Object someObject = null; // you'll have to scan through all 
// of the scope below to find out where `someObject` got assigned from

try {
  // ... and now imagine this if statements nested with try statements like
  // 20 times, and it's hard to  refactor them into multiple mehtods, 
  // because they are not logically connected

  if (someCondition) {
     someObject = <someValue>; 
  } else {
     someObject = <anotherValue>;
  }
} catch (Exception e) { ....};

compare with scala, where all those statements are actually expressions and can return values:

val someObject = try {
   if (someCondition) {
      "someResult" 
   } else {
     { "something else" }
   }
} catch { case Exception e => "someDefaultValue"; }

Now I argue that scala version is plainly simpler for understanding))) someObject is value so it got assigned one time, and I'm not bothered that somewhere below it got reassigned. I don't have to move variables outside if and try blocks just to keep them visible to the outside. And if I have a lot of nested if blocks, I still can deduce what result value will be at each level just by looking at it, while in java I need to keep whole method, and in fact execute it in my head to be able to deduce what top level variables got updated and when.
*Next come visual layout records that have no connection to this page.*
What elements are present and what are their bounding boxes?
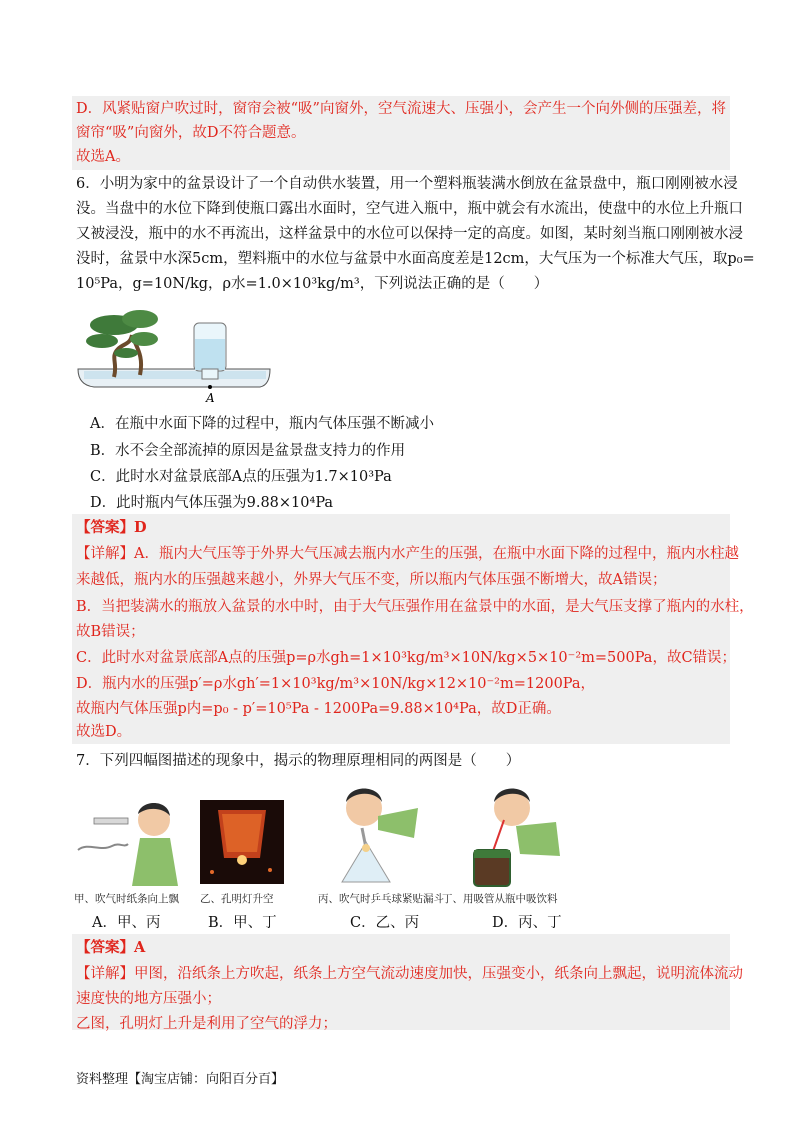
question-6-line: 6．小明为家中的盆景设计了一个自动供水装置，用一个塑料瓶装满水倒放在盆景盘中，瓶口刚刚被水浸: [76, 176, 738, 192]
caption-yi: 乙、孔明灯升空: [200, 893, 274, 905]
question-7-stem: 7．下列四幅图描述的现象中，揭示的物理原理相同的两图是（ ）: [76, 753, 521, 769]
question-6-line: 10⁵Pa，g=10N/kg，ρ水=1.0×10³kg/m³，下列说法正确的是（ ）: [76, 276, 549, 292]
explanation-line: 【详解】A．瓶内大气压等于外界大气压减去瓶内水产生的压强，在瓶中水面下降的过程中，瓶内水柱越: [76, 546, 739, 562]
option-d: D．此时瓶内气体压强为9.88×10⁴Pa: [90, 495, 334, 511]
text-line: D．风紧贴窗户吹过时，窗帘会被“吸”向窗外，空气流速大、压强小，会产生一个向外侧的压强差，将: [76, 101, 726, 117]
answer-label: 【答案】A: [76, 939, 146, 956]
figure-bing-funnel-pingpong: [318, 778, 428, 888]
question-6-line: 没。当盘中的水位下降到使瓶口露出水面时，空气进入瓶中，瓶中就会有水流出，使盘中的水位上升瓶口: [76, 201, 743, 217]
q7-option-b: B．甲、丁: [208, 915, 277, 931]
figure-ding-straw-drink: [464, 780, 564, 888]
question-6-line: 没时，盆景中水深5cm，塑料瓶中的水位与盆景中水面高度差是12cm，大气压为一个标准大气压，取p₀=: [76, 251, 755, 267]
explanation-line: D．瓶内水的压强p′=ρ水gh′=1×10³kg/m³×10N/kg×12×10⁻²m=1200Pa，: [76, 676, 596, 692]
q7-option-d: D．丙、丁: [492, 915, 562, 931]
q7-option-c: C．乙、丙: [350, 915, 420, 931]
explanation-line: 速度快的地方压强小；: [76, 991, 221, 1007]
bonsai-water-bottle-figure: [74, 305, 274, 405]
option-b: B．水不会全部流掉的原因是盆景盘支持力的作用: [90, 443, 406, 459]
text-line: 故选A。: [76, 149, 130, 165]
explanation-line: 【详解】甲图，沿纸条上方吹起，纸条上方空气流动速度加快，压强变小，纸条向上飘起，说明流体流动: [76, 966, 743, 982]
text-line: 窗帘“吸”向窗外，故D不符合题意。: [76, 125, 306, 141]
point-a-label: A: [206, 391, 215, 405]
explanation-line: 故选D。: [76, 724, 132, 740]
figure-jia-blowing-paper: [74, 790, 184, 886]
option-c: C．此时水对盆景底部A点的压强为1.7×10³Pa: [90, 469, 392, 485]
explanation-line: 故瓶内气体压强p内=p₀ - p′=10⁵Pa - 1200Pa=9.88×10⁴Pa，故D正确。: [76, 701, 561, 717]
page-footer: 资料整理【淘宝店铺：向阳百分百】: [76, 1072, 285, 1087]
caption-bing: 丙、吹气时乒乓球紧贴漏斗: [318, 893, 444, 905]
explanation-line: 来越低，瓶内水的压强越来越小，外界大气压不变，所以瓶内气体压强不断增大，故A错误；: [76, 572, 667, 588]
caption-ding: 丁、用吸管从瓶中吸饮料: [442, 893, 558, 905]
option-a: A．在瓶中水面下降的过程中，瓶内气体压强不断减小: [90, 416, 434, 432]
question-6-line: 又被浸没，瓶中的水不再流出，这样盆景中的水位可以保持一定的高度。如图，某时刻当瓶口刚刚被水浸: [76, 226, 743, 242]
figure-yi-sky-lantern: [200, 800, 284, 884]
caption-jia: 甲、吹气时纸条向上飘: [74, 893, 179, 905]
explanation-line: C．此时水对盆景底部A点的压强p=ρ水gh=1×10³kg/m³×10N/kg×5×10⁻²m=500Pa，故C错误；: [76, 650, 737, 666]
answer-label: 【答案】D: [76, 519, 147, 536]
explanation-line: B．当把装满水的瓶放入盆景的水中时，由于大气压强作用在盆景中的水面，是大气压支撑了瓶内的水柱，: [76, 599, 754, 615]
explanation-line: 乙图，孔明灯上升是利用了空气的浮力；: [76, 1016, 337, 1032]
q7-option-a: A．甲、丙: [92, 915, 161, 931]
explanation-line: 故B错误；: [76, 624, 145, 640]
BTW java has ?: operator but it is very limited compared to scala's if expression (mainly because you can't use brakets within).

0
Ingo On

It may be surprising for some, but there are languages that don't have "statements" at all. One example would be Haskell. In such circumstances there is no choice than having if expressions.

Note that any decent imperative language has if expressions, too. It's just called and written differently, like, for example:

cond ? "yes" : "no"

Incidentally, imperative languages short circuit such an expression, which is slang for lazy evaluation of the 2nd and 3rd expression (just like Haskell does it anyway).